In 1543, Nicolaus Copernicus jolted the leaders of his day when he published a scientific model of the universe with the Sun instead of Earth at its center.
I have to wonder if his transformative spirit is alive in the open source era that we have today, as developers and enterprise managers are discovering how open source solutions provide a universe in raising the quality of business intelligence analysis and internal software development.
Open source solutions offer capability to examine relationships among the data collected, develop good maintainable code and to establish a robust software development process. The choices help users overcome challenges to elect the right advanced analytic capabilities such as predictive analytics.

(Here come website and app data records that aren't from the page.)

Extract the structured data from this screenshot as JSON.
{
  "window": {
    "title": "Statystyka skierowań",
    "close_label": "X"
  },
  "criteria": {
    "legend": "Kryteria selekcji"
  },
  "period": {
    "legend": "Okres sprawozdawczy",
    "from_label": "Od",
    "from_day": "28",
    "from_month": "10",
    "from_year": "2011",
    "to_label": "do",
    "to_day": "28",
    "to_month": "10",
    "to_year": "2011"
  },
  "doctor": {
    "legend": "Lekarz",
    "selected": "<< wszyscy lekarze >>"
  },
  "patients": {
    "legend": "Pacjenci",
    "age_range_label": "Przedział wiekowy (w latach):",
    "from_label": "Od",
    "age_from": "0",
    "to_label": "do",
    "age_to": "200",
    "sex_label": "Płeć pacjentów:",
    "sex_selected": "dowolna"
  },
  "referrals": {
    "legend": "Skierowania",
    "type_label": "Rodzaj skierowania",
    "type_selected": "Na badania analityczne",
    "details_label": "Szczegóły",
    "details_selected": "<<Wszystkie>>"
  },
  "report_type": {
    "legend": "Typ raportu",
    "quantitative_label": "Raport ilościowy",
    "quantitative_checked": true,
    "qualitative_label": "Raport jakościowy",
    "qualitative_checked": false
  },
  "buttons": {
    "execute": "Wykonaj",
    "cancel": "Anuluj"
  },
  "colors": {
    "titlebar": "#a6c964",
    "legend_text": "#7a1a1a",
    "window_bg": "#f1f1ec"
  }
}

I learned about some of those options at O’Reilly OSCON. This year the conference relocated from Portland, Oregon to Austin, Texas, hoping the more central location in the US would entice more developer and business attendees.

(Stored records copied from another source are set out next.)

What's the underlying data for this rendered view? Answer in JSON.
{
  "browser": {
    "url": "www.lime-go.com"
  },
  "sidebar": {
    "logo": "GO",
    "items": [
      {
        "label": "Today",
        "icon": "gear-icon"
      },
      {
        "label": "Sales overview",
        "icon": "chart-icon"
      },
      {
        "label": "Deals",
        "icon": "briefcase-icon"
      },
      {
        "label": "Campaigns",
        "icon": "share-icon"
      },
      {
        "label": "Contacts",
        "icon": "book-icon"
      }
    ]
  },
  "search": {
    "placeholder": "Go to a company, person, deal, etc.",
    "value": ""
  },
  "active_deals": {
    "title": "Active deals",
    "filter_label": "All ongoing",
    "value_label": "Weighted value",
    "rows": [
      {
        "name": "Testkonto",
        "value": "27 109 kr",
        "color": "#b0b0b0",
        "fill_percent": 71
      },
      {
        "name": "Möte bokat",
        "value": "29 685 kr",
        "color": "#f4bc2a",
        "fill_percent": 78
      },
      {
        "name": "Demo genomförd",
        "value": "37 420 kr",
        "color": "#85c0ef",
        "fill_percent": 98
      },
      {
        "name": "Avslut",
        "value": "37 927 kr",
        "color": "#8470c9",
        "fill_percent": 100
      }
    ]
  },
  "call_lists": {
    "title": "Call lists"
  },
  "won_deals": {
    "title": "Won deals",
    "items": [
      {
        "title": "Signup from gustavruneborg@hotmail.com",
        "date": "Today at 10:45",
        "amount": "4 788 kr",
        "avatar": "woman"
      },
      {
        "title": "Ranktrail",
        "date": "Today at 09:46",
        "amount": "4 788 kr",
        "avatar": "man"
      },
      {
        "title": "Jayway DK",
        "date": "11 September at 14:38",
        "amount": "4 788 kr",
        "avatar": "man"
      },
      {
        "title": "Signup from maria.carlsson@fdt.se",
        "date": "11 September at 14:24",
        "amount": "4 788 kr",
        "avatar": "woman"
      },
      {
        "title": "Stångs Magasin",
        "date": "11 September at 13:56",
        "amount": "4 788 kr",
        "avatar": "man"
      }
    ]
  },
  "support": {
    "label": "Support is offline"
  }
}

Why is open source becoming so influential among the analytics practitioners? A key driver lies in how analytics evolved so that analysts and solutions providers can explore and exploit the benefits from open source activity. Analytics is moving from descriptive analytics (metrics that explained what happened) to predictive techniques (discovering the influences of what happened). In the process, managers are learning that consequential value comes from incorporating data from different sources and executing data mining methodologies. The activities foreshadow models ranging from regression to machine learning. With open source solutions typically free, enterprises can experiment with how to best use the tools and achieve the aforementioned value. Innovative collaboration with professionals on conducting analysis and understanding the results is also possible.
Demand for predictive analytics has been long anticipated. Back in 2013 Gartner predicted that by 2016, 70% of most business processes will incorporate real time predictive analytics to establish a competitive advantage. Fast forward to today, and you will see sites like Information Management report how refinement tactics abound among industries adopting predictive analytics, such as streamlining the ways to delivery insights from data and to blend internal and external data sources.

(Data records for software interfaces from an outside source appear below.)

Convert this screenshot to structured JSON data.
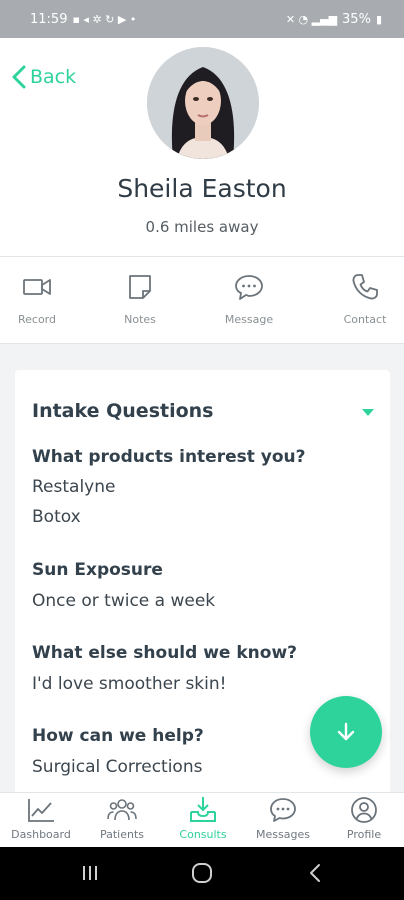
{
  "status_bar": {
    "time": "11:59",
    "battery": "35%"
  },
  "header": {
    "back_label": "Back",
    "name": "Sheila Easton",
    "distance": "0.6 miles away"
  },
  "actions": [
    {
      "label": "Record",
      "icon": "video-icon"
    },
    {
      "label": "Notes",
      "icon": "note-icon"
    },
    {
      "label": "Message",
      "icon": "chat-bubble-icon"
    },
    {
      "label": "Contact",
      "icon": "phone-icon"
    }
  ],
  "intake": {
    "title": "Intake Questions",
    "questions": [
      {
        "q": "What products interest you?",
        "answers": [
          "Restalyne",
          "Botox"
        ]
      },
      {
        "q": "Sun Exposure",
        "answers": [
          "Once or twice a week"
        ]
      },
      {
        "q": "What else should we know?",
        "answers": [
          "I'd love smoother skin!"
        ]
      },
      {
        "q": "How can we help?",
        "answers": [
          "Surgical Corrections"
        ]
      }
    ]
  },
  "bottom_nav": [
    {
      "label": "Dashboard",
      "icon": "chart-icon",
      "active": false
    },
    {
      "label": "Patients",
      "icon": "people-icon",
      "active": false
    },
    {
      "label": "Consults",
      "icon": "inbox-download-icon",
      "active": true
    },
    {
      "label": "Messages",
      "icon": "chat-icon",
      "active": false
    },
    {
      "label": "Profile",
      "icon": "user-circle-icon",
      "active": false
    }
  ],
  "colors": {
    "accent": "#2ed39b",
    "text_dark": "#33414c",
    "background": "#f2f3f4"
  }
}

As I spoke with tech vendors at OSCON, I realized how important a backbone analytic capability is to the services, products, or business model demoed, especially for IoT-related instances.
One example of that backbone is from new tools intended to make analysis and experimentation easier. One such tool comes from H2O.ai, a firm that produces a platform that allows data scientists and developers to run powerful predictive algorithms on their data sets. I spoke with Vinod Iyengar, Director of Product Marketing, at the H20 vendor booth, and he explained how artificial intelligence has been layered to make data analysis useful to an enterprise. “AI has been around for 50 years, but now open source packages have allowed new algorithms , which means start ups need to build a data product. I am not just talking machinery but building a data product with a business value. You need the machine learning part, and you need to take the predictions and apply them. You also need to understand what you are meaning to solve.”
Another example comes from Continuum Analytics, which produces a Python-supported open source platform called Anaconda.
The platform features a package environment manager that wraps installation of different languages into a sharable interface. The purpose is to allow professionals from different teams to be able to communicate with each other while minimizing technical and user differences across certain platforms. I have seen similar setups with text editors and IDEs that allow plugins, but Anaconda was created with data management in mind.
The Continuum team has focused on Python, but just introduced a package with R programming in mind. What caught the team’s interest in releasing a package for R, according to Christine Doig, Senior Data Scientist and Product Marketing Manager, is the adoption of key open source languages. “A developer may be using C or C plus, a scientist may be using SAS or Matlab, and a business analyst may be using Excel. With these different stacks, collaboration among different departments becomes hard. But solutions like Anaconda can provide a common language across teams because it is language agnostic.”
As I wrote in the opening, Copernicus offered the scientific community a new way to view and explore the astrophysical bodies known to man at that time. Open source has offered a similar revolution for analytic capabilities and the programming languages that operate with analytic solutions. The only limitation that seems to be in place for data analysts is how they choose to reach the stars.